As noted, fixed-point formats offer an alternative to floating-point values. A fixed point consists of an integer and fraction portion. The number of bits used for each relates to the definition and implementation. Fixed point isn’t directly supported by programming languages like C and C++, although libraries are available that provide this support. FPGAs typically support fixed-point operations in addition to integer and floating-point operations. Floating-point support in an FPGA often uses more than 100 times as many gates compared to fixed-point support.

The integer portion of a fixed-point value is normally encoded in the same fashion as a signed or unsigned integer. The fraction portion is typically encoded for base 2 or base 10 representations. How the hardware and software handles this will vary. Some programming languages like Ada, MathWorks’ MATLAB, and National Instruments’ LabView have native fixed-point support.

Floating-point numbers have a mantissa and exponent. Most developers work with IEEE 754 standard floating-point formats that include three binary and two decimal formats. The binary versions are 32-bit single precision, 64-bit double precision, and 128-bit quad precision. The decimal versions include 64-bit and 128-bit versions. The exponent is a 2’s complement value for both formats. Binary and decimal versions vary with the mantissa value. The decimal standard supports densely packed decimal (DPD), which is more efficient than binary-coded decimal (BCD) that uses 4 bits for each decimal digit. BCD wastes almost 40% of the encoding possibilities compared to DPD.

IEEE 754 also defines positive and negative infinity values as well as NaN, or “not-a-number.” The other thing about the standard is that it defines more than just the encoding formats. It also specifies how operations are performed including corner cases.

Bits and Lengths

Using floating-point numbers that use less than 32 bits is common in a number of applications from graphics to machine learning.
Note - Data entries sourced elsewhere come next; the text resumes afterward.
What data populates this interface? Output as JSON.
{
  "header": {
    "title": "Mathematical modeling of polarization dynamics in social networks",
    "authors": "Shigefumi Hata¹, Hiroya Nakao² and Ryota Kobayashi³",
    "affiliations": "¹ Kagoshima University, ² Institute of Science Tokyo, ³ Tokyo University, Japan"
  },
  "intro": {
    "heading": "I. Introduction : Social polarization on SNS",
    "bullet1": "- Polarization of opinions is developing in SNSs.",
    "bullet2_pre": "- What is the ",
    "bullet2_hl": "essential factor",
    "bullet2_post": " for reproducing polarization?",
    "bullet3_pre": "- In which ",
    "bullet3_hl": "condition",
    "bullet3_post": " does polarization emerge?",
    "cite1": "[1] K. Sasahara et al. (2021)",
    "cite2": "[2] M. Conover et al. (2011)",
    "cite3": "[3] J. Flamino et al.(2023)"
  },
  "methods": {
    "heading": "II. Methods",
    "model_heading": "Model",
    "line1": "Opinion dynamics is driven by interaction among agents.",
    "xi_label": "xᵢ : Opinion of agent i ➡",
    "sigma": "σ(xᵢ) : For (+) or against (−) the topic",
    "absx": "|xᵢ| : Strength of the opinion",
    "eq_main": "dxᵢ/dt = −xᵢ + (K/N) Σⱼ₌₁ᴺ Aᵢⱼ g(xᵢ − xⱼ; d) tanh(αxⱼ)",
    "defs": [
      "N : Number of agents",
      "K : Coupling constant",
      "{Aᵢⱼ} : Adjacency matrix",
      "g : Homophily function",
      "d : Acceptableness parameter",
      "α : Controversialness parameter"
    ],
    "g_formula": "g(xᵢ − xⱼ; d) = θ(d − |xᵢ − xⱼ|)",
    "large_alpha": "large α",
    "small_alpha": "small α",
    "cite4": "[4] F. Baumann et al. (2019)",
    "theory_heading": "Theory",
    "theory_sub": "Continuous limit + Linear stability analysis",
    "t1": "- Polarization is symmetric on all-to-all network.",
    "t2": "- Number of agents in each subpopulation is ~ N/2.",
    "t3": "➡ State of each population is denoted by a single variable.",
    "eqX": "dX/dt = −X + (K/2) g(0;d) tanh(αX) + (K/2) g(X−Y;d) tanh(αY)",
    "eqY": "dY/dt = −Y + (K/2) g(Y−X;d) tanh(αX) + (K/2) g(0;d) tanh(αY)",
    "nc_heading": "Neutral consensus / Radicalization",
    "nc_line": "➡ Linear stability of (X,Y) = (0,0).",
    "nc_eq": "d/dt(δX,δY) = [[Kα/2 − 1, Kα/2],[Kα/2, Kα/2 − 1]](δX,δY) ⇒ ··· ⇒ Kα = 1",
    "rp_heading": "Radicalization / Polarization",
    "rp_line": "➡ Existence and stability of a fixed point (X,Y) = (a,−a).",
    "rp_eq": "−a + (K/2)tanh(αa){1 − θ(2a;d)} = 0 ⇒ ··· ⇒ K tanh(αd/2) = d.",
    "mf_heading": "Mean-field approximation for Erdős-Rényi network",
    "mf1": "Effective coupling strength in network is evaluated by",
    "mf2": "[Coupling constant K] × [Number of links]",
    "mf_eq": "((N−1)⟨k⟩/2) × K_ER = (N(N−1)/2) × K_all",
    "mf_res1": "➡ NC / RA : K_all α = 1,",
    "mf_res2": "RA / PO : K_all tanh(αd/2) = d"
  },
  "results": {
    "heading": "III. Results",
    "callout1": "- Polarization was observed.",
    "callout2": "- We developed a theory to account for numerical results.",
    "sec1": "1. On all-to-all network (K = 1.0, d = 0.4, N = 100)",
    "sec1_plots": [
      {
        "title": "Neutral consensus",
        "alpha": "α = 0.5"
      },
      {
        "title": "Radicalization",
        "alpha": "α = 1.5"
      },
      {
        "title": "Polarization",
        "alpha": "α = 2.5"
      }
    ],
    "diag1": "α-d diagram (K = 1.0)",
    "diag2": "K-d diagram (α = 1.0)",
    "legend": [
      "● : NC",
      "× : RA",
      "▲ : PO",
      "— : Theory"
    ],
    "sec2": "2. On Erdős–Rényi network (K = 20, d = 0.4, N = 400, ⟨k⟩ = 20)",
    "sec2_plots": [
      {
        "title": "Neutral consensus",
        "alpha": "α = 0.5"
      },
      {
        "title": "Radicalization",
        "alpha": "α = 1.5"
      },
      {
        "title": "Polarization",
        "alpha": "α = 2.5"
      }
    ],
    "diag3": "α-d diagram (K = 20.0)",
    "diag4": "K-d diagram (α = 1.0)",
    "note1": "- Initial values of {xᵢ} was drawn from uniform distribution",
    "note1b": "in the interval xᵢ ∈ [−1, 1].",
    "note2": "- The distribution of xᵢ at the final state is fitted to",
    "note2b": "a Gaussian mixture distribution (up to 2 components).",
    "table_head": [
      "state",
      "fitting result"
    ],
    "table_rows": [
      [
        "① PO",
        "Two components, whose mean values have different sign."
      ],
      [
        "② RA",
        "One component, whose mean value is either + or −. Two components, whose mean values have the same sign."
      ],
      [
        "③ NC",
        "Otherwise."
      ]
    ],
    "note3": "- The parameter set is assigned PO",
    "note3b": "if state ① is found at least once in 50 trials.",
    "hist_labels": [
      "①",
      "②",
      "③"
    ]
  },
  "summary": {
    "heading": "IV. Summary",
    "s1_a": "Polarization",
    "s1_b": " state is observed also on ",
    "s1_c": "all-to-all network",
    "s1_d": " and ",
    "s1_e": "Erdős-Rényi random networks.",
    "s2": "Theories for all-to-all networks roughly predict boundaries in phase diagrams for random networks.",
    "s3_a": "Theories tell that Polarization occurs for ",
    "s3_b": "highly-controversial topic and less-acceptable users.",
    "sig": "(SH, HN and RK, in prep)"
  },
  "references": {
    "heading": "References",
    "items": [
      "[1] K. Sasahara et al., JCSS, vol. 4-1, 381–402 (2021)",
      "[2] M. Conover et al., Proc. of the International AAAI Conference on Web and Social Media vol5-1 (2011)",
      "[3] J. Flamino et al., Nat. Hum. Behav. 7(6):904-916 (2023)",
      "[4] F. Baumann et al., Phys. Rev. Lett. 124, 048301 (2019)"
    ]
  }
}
These smaller-format floating-point numbers provide the extended range of a floating-point number while being more compact in terms of storage. Oftentimes, larger formats waste space since the additional range or accuracy would not be useful.

The challenge of using smaller-format floating-point numbers is deciding how large of an exponent will be used. An 8-bit “minifloat” has a sign bit, a four-bit exponent, and three-bit mantissa. It supports infinity and NaN values. The largest value that can be represented is 1.875 * 2¹⁷, or 245760. That’s somewhat more than the 128 supported by a signed integer.

Variable-length numbers are typically integers that vary in size versus the fixed-length formats already discussed. Normally, a size is included to specify the number of bits, bytes, or digits used by the digits field. Arithmetic operations take the size of the value into account. The advantage of this format is the ability to support very large numbers, which can be useful in many applications. Floating-point numbers can cover the range of this format, but not with the same precision since they’re limited by the number of bits in the mantissa.

Variable-length encodings can include different digit formats. The most efficient is binary, but BCD and even ASCII or EBCDIC has been used because strings are readily supported in most languages. The encoding density is even lower than BCD. However, storage efficiency and performance are often offset by other programming issues like ease of use and cross-platform data exchange.

A Rational Explanation

Rational numbers can be encoded as ratios of integer values. The integer values for the numerator and denominator can be a fixed size or variable length, depending on the support provided. Variable-length and rational numbers tend to be implemented by libraries. It’s possible to implement support in hardware using FPGAs.

The advantage of rational numbers over floating-point numbers is the ability to represent rational numbers like 1/3 without rounding errors. This can be useful in many applications; rational numbers are supported in a number of programming languages like Common Lisp, Haskell, Perl 6, and Ruby. Support in other languages is often available using libraries like the standard library ratio class in C++.

Of course, there are tradeoffs in performance and range compared to fixed- and floating-point representations. Use with transcendental functions can be a challenge.